适合人群:已学完全部基础、想做完整项目的开发者


前言:舆情监控 = 爬虫 + NLP + 可视化

企业想知道用户怎么评价自己?个人想追踪行业热点?
自动采集新闻 → 提取关键词 → 情感分析 → 热度追踪,一套搞定。


一、项目架构

复制代码
news_tracker/
├── config.py          # 配置(关键词、来源等)
├── crawler.py         # 新闻爬虫
├── analyzer.py        # 舆情分析(关键词+情感)
├── visualizer.py      # 可视化
├── reporter.py        # 报告生成
├── main.py            # 入口
└── data/
    └── news.db        # SQLite

二、新闻爬虫

2.1 多源爬取

python 复制代码
# crawler.py
import requests
from bs4 import BeautifulSoup
import pandas as pd
import time
import random
import re
import hashlib

class NewsCrawler:
    """多源新闻爬虫"""

    def __init__(self):
        self.headers = {
            "User-Agent": "Mozilla/5.0 (Windows NT 10.0; Win64; x64) Chrome/120.0.0.0"
        }
        self.articles = []

    def crawl_rss(self, rss_url, source_name):
        """爬取RSS源"""
        try:
            resp = requests.get(rss_url, headers=self.headers, timeout=15)
            resp.raise_for_status()
            soup = BeautifulSoup(resp.content, "xml")

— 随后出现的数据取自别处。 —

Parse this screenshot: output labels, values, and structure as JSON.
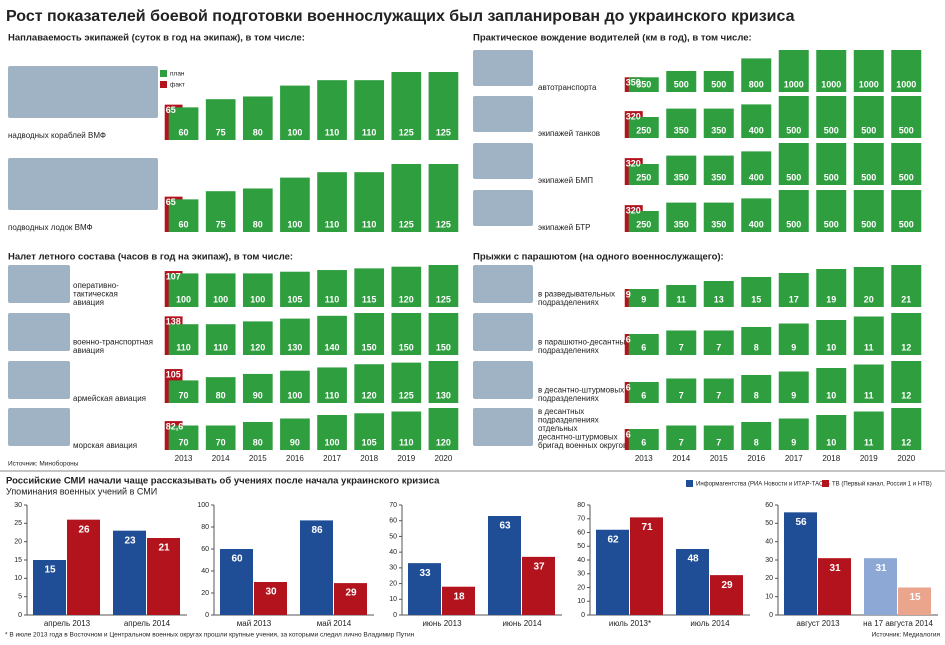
{
  "title": "Рост показателей боевой подготовки военнослужащих был запланирован до украинского кризиса",
  "legend": [
    {
      "name": "план",
      "color": "#2f9e3f"
    },
    {
      "name": "факт",
      "color": "#b3131d"
    }
  ],
  "source_top": "Источник: Минобороны",
  "chart_data": [
    {
      "type": "plan_fact",
      "title": "Наплаваемость экипажей (суток в год на экипаж), в том числе:",
      "rows": [
        {
          "label": [
            "надводных кораблей ВМФ"
          ],
          "values": [
            60,
            75,
            80,
            100,
            110,
            110,
            125,
            125
          ],
          "fact": 65
        },
        {
          "label": [
            "подводных лодок ВМФ"
          ],
          "values": [
            60,
            75,
            80,
            100,
            110,
            110,
            125,
            125
          ],
          "fact": 65
        }
      ]
    },
    {
      "type": "plan_fact",
      "title": "Практическое вождение водителей (км в год), в том числе:",
      "rows": [
        {
          "label": [
            "автотранспорта"
          ],
          "values": [
            350,
            500,
            500,
            800,
            1000,
            1000,
            1000,
            1000
          ],
          "fact": 350
        },
        {
          "label": [
            "экипажей танков"
          ],
          "values": [
            250,
            350,
            350,
            400,
            500,
            500,
            500,
            500
          ],
          "fact": 320
        },
        {
          "label": [
            "экипажей БМП"
          ],
          "values": [
            250,
            350,
            350,
            400,
            500,
            500,
            500,
            500
          ],
          "fact": 320
        },
        {
          "label": [
            "экипажей БТР"
          ],
          "values": [
            250,
            350,
            350,
            400,
            500,
            500,
            500,
            500
          ],
          "fact": 320
        }
      ]
    },
    {
      "type": "plan_fact",
      "title": "Налет летного состава (часов в год на экипаж), в том числе:",
      "categories": [
        "2013",
        "2014",
        "2015",
        "2016",
        "2017",
        "2018",
        "2019",
        "2020"
      ],
      "rows": [
        {
          "label": [
            "оперативно-",
            "тактическая",
            "авиация"
          ],
          "values": [
            100,
            100,
            100,
            105,
            110,
            115,
            120,
            125
          ],
          "fact": 107
        },
        {
          "label": [
            "военно-транспортная",
            "авиация"
          ],
          "values": [
            110,
            110,
            120,
            130,
            140,
            150,
            150,
            150
          ],
          "fact": 138
        },
        {
          "label": [
            "армейская авиация"
          ],
          "values": [
            70,
            80,
            90,
            100,
            110,
            120,
            125,
            130
          ],
          "fact": 105
        },
        {
          "label": [
            "морская авиация"
          ],
          "values": [
            70,
            70,
            80,
            90,
            100,
            105,
            110,
            120
          ],
          "fact": 82.6,
          "fact_label": "82,6"
        }
      ]
    },
    {
      "type": "plan_fact",
      "title": "Прыжки с парашютом (на одного военнослужащего):",
      "categories": [
        "2013",
        "2014",
        "2015",
        "2016",
        "2017",
        "2018",
        "2019",
        "2020"
      ],
      "rows": [
        {
          "label": [
            "в разведывательных",
            "подразделениях"
          ],
          "values": [
            9,
            11,
            13,
            15,
            17,
            19,
            20,
            21
          ],
          "fact": 9
        },
        {
          "label": [
            "в парашютно-десантных",
            "подразделениях"
          ],
          "values": [
            6,
            7,
            7,
            8,
            9,
            10,
            11,
            12
          ],
          "fact": 6
        },
        {
          "label": [
            "в десантно-штурмовых",
            "подразделениях"
          ],
          "values": [
            6,
            7,
            7,
            8,
            9,
            10,
            11,
            12
          ],
          "fact": 6
        },
        {
          "label": [
            "в десантных",
            "подразделениях",
            "отдельных",
            "десантно-штурмовых",
            "бригад военных округов"
          ],
          "values": [
            6,
            7,
            7,
            8,
            9,
            10,
            11,
            12
          ],
          "fact": 6
        }
      ]
    },
    {
      "type": "grouped_bar",
      "categories": [
        "апрель 2013",
        "апрель 2014"
      ],
      "ylim": [
        0,
        30
      ],
      "yticks": [
        0,
        5,
        10,
        15,
        20,
        25,
        30
      ],
      "series": [
        {
          "values": [
            15,
            23
          ]
        },
        {
          "values": [
            26,
            21
          ]
        }
      ]
    },
    {
      "type": "grouped_bar",
      "categories": [
        "май 2013",
        "май 2014"
      ],
      "ylim": [
        0,
        100
      ],
      "yticks": [
        0,
        20,
        40,
        60,
        80,
        100
      ],
      "series": [
        {
          "values": [
            60,
            86
          ]
        },
        {
          "values": [
            30,
            29
          ]
        }
      ]
    },
    {
      "type": "grouped_bar",
      "categories": [
        "июнь 2013",
        "июнь 2014"
      ],
      "ylim": [
        0,
        70
      ],
      "yticks": [
        0,
        10,
        20,
        30,
        40,
        50,
        60,
        70
      ],
      "series": [
        {
          "values": [
            33,
            63
          ]
        },
        {
          "values": [
            18,
            37
          ]
        }
      ]
    },
    {
      "type": "grouped_bar",
      "categories": [
        "июль 2013*",
        "июль 2014"
      ],
      "ylim": [
        0,
        80
      ],
      "yticks": [
        0,
        10,
        20,
        30,
        40,
        50,
        60,
        70,
        80
      ],
      "series": [
        {
          "values": [
            62,
            48
          ]
        },
        {
          "values": [
            71,
            29
          ]
        }
      ]
    },
    {
      "type": "grouped_bar",
      "categories": [
        "август 2013",
        "на 17 августа 2014"
      ],
      "ylim": [
        0,
        60
      ],
      "yticks": [
        0,
        10,
        20,
        30,
        40,
        50,
        60
      ],
      "series": [
        {
          "values": [
            56,
            31
          ],
          "colors": [
            "#1f4e96",
            "#8ea8d6"
          ]
        },
        {
          "values": [
            31,
            15
          ],
          "colors": [
            "#b3131d",
            "#eba58c"
          ]
        }
      ]
    }
  ],
  "media": {
    "title": "Российские СМИ начали чаще рассказывать об учениях после начала украинского кризиса",
    "subtitle": "Упоминания военных учений в СМИ",
    "legend": [
      {
        "name": "Информагентства (РИА Новости и ИТАР-ТАСС)",
        "color": "#1f4e96"
      },
      {
        "name": "ТВ (Первый канал, Россия 1 и НТВ)",
        "color": "#b3131d"
      }
    ],
    "footnote": "* В июле 2013 года в Восточном и Центральном военных округах прошли крупные учения, за которыми следил лично Владимир Путин",
    "source": "Источник: Медиалогия"
  }
}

            items = soup.find_all("item")
            for item in items:
                article = {
                    "标题": self._get_text(item, "title"),
                    "链接": self._get_text(item, "link"),
                    "摘要": self._get_text(item, "description"),
                    "发布时间": self._get_text(item, "pubDate"),
                    "来源": source_name,
                    "内容": "",
                }
                article["ID"] = hashlib.md5(article["链接"].encode()).hexdigest()[:12]
                self.articles.append(article)

            print(f"  {source_name}: 采集{len(items)}条")

        except Exception as e:
            print(f"  {source_name}: 爬取失败 - {e}")

    def crawl_page(self, url, source_name, title_sel, summary_sel, time_sel):
        """爬取网页源"""
        try:
            resp = requests.get(url, headers=self.headers, timeout=15)
            resp.raise_for_status()
            resp.encoding = resp.apparent_encoding
            soup = BeautifulSoup(resp.text, "html.parser")

            articles = soup.select(".news-item")  # 通用选择器
            for item in articles:
                article = {
                    "标题": self._safe_text(item.select_one(title_sel)),
                    "链接": "",
                    "摘要": self._safe_text(item.select_one(summary_sel)),
                    "发布时间": self._safe_text(item.select_one(time_sel)),
                    "来源": source_name,
                    "内容": "",
                }
                article["ID"] = hashlib.md5(article["标题"].encode()).hexdigest()[:12]
                self.articles.append(article)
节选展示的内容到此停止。